Food marketing is incredibly powerful. It can influence the food and drinks teens ask for, buy,
choose, and consume. It can even affect their long-term eating patterns. Help your teen stand up to food marketing with these tips.

Get them fired up

Food marketing is big business. It can be eye-opening to learn about the ways teens are aggressively targeted by food and drink companies to build awareness, preference, and brand loyalty.

Talk to your kids about the food marketing tactics you spot, and how they’re designed to lure teens in. For example:

  • Bright and attractive packaging
  • Playful product names, taglines, and gimmicks
  • Product giveaways, contests, and special offers
  • Unrealistic or misleading claims
  • Targeted promotion on social media platforms and by social media influencers

When teens learn about food marketing practices, they tend to get fired up. Many of these tactics run counter to core values like honesty, autonomy, and social justice. Encourage your teen to challenge food marketing and make independent choices.

Help your teen find credible sources of information about food and nutrition, like Canada’s Food Guide and Healthy Eating Starts Here. Teach them how to use nutrition facts tables to make informed decisions.

Make changes at home

Small changes at home can go a long way to reduce your teen’s overall exposure to food marketing. Work together to try these ideas:

  • Installing an ad-blocking extension on your Internet browser
  • Limiting the personal information you share online (it may be used for targeted ads!)
  • Recording shows and fast-forwarding ads
  • Using ad-free streaming services or DVDs
  • Taking a quick walk or running the stairs during commercial breaks on live TV
  • Unplugging from technology and doing screen-free activities, like biking, board games, or nature walks (be sure to follow current public health guidelines!)

Think big

Not all food marketing is digital. It’s part of our daily activities—like playing sports or joining social clubs—and is found in public spaces, like schools and recreation facilities.

Teens have powerful voices. By speaking out against food marketing in their local area, they can reject food marketing in a big way.
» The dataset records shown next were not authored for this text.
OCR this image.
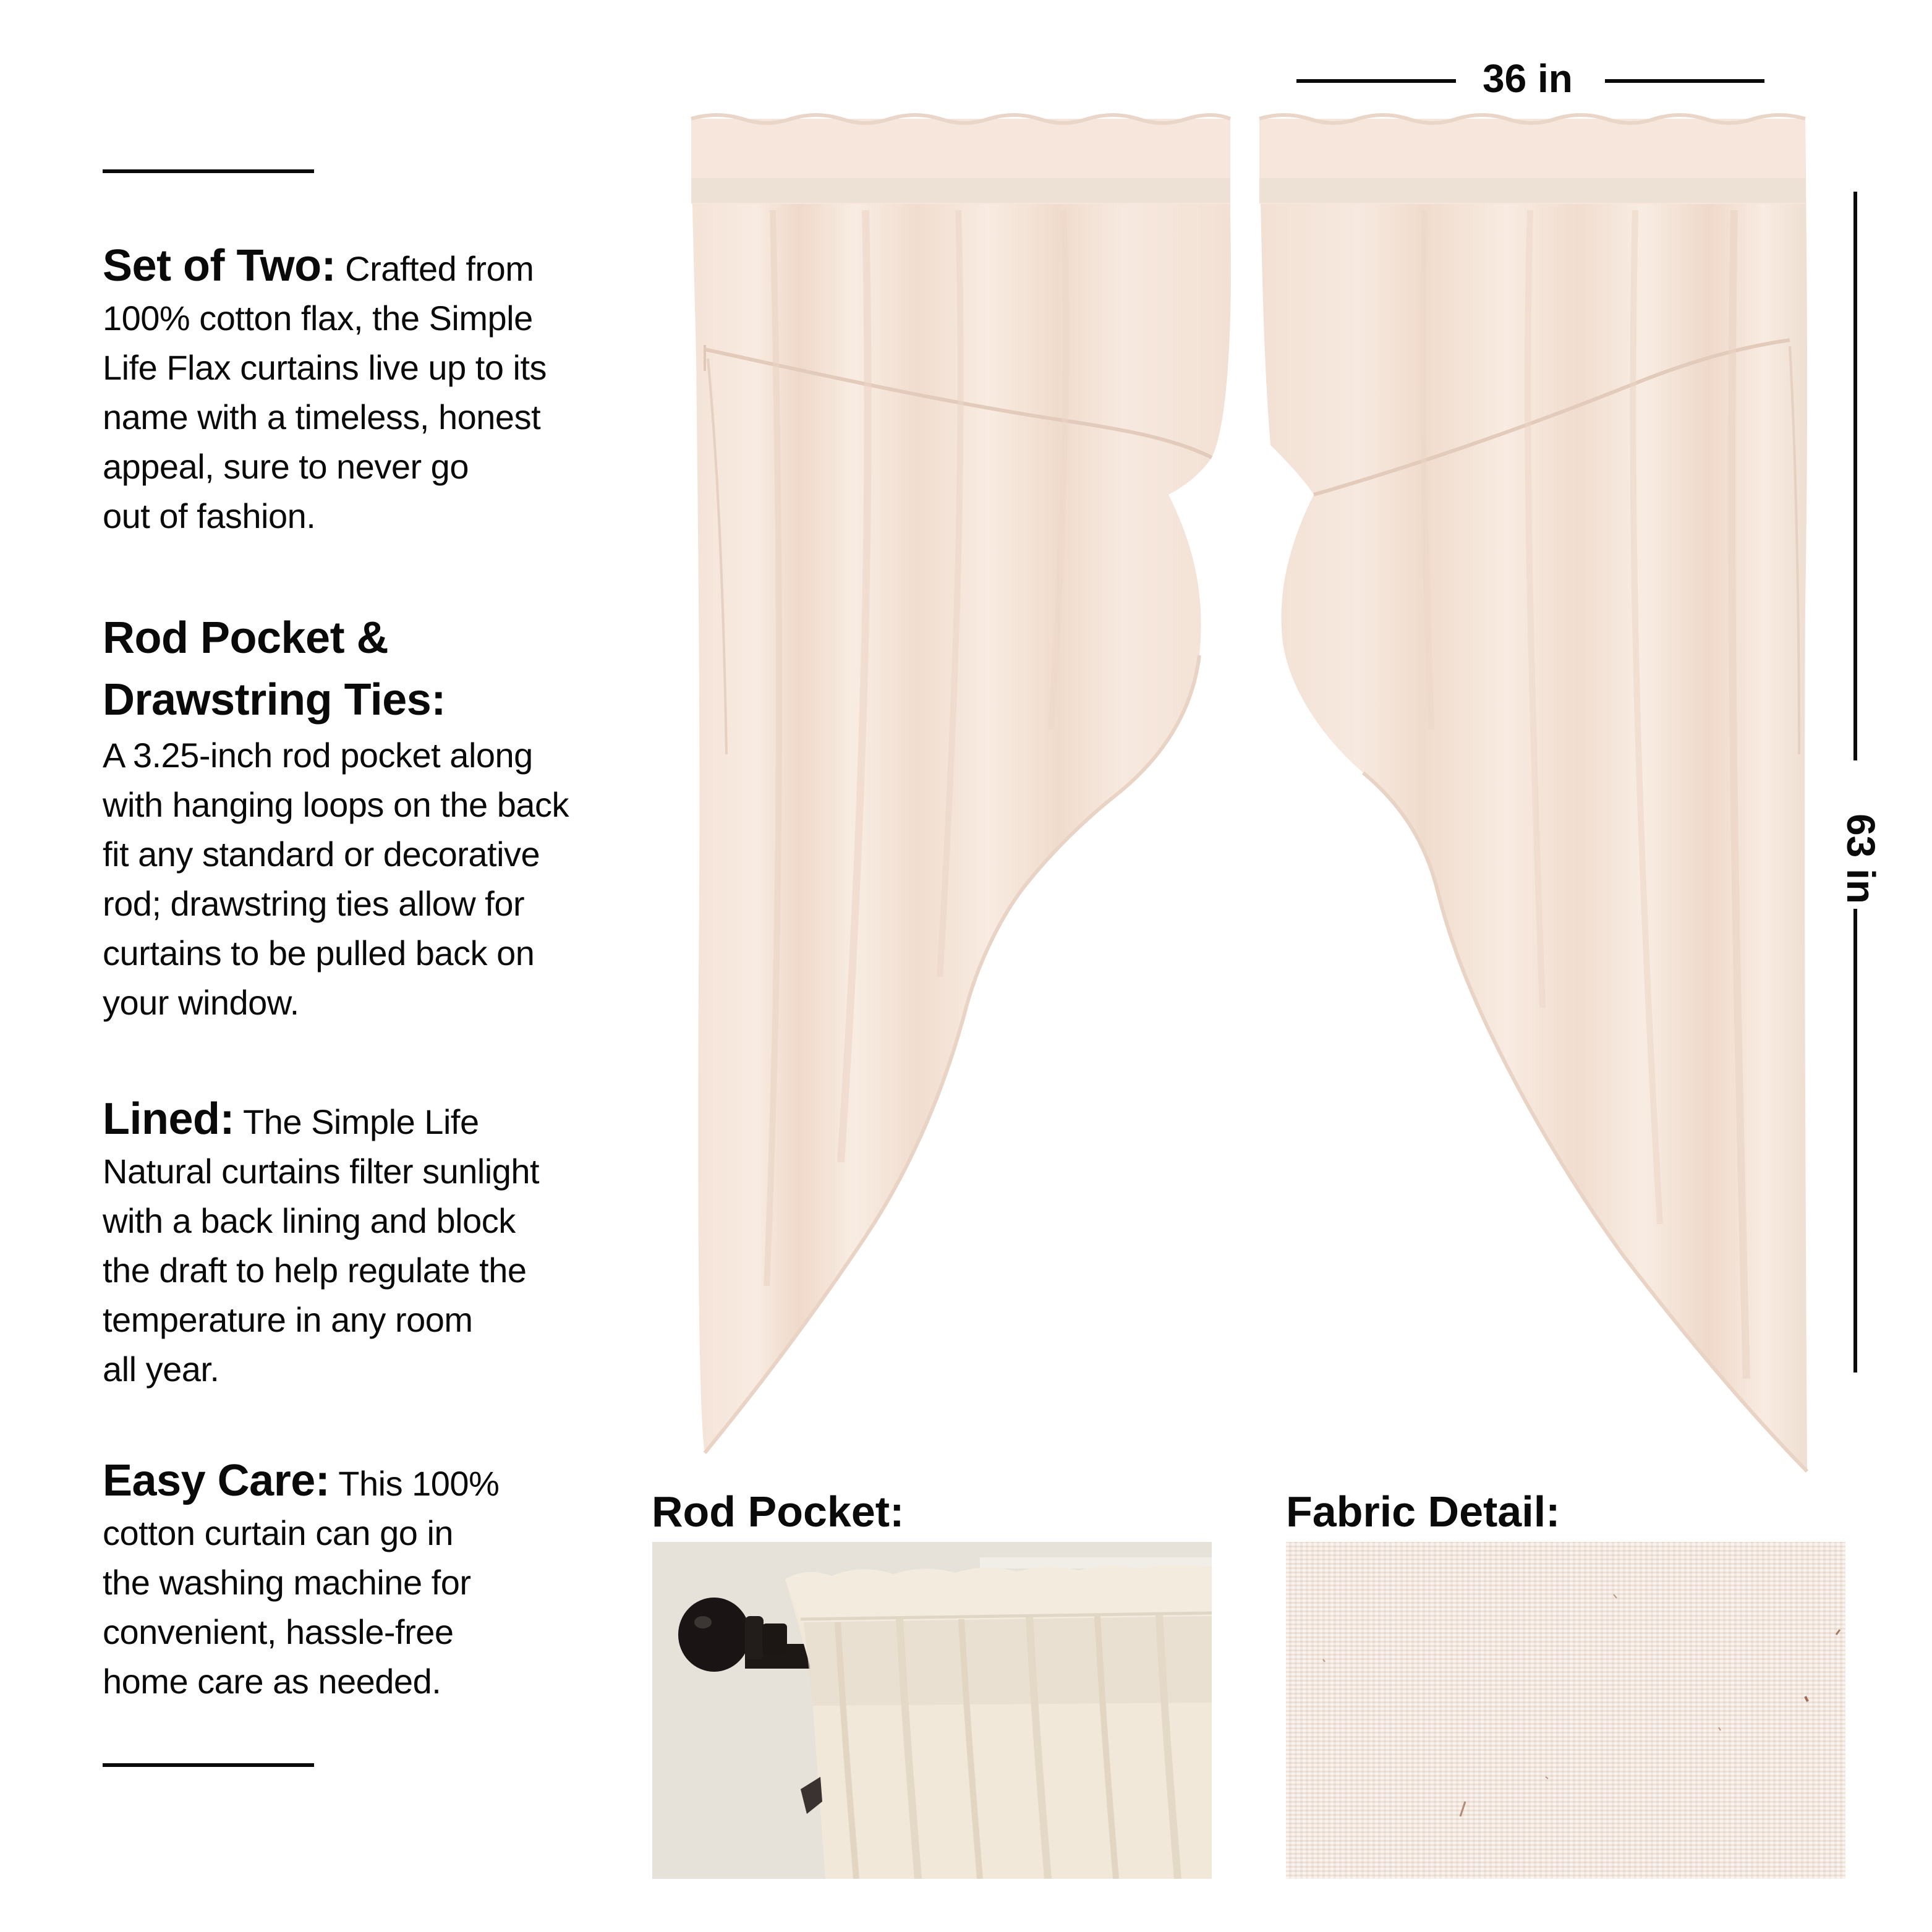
Set of Two: Crafted from
100% cotton flax, the Simple
Life Flax curtains live up to its
name with a timeless, honest
appeal, sure to never go
out of fashion.
Rod Pocket &
Drawstring Ties:
A 3.25-inch rod pocket along
with hanging loops on the back
fit any standard or decorative
rod; drawstring ties allow for
curtains to be pulled back on
your window.
Lined: The Simple Life
Natural curtains filter sunlight
with a back lining and block
the draft to help regulate the
temperature in any room
all year.
Easy Care: This 100%
cotton curtain can go in
the washing machine for
convenient, hassle-free
home care as needed.
36 in
63 in
Rod Pocket:	Fabric Detail:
Help your teen get involved in school or community efforts to:

  • Eliminate food-related ads, like on billboards and score clocks
  • Avoid food-related sponsorship of special events, tournaments, and group activities
  • Replace food-based fundraising with sales of non-food items, or physical activity challenges
  • Discourage the use of food-based rewards or giveaways
  • Avoid the use of food branding on team or club clothing

If your teen is ready to take things further, they can check out stopmarketingtokids.ca, a national campaign to restrict food and drink marketing to young Canadians.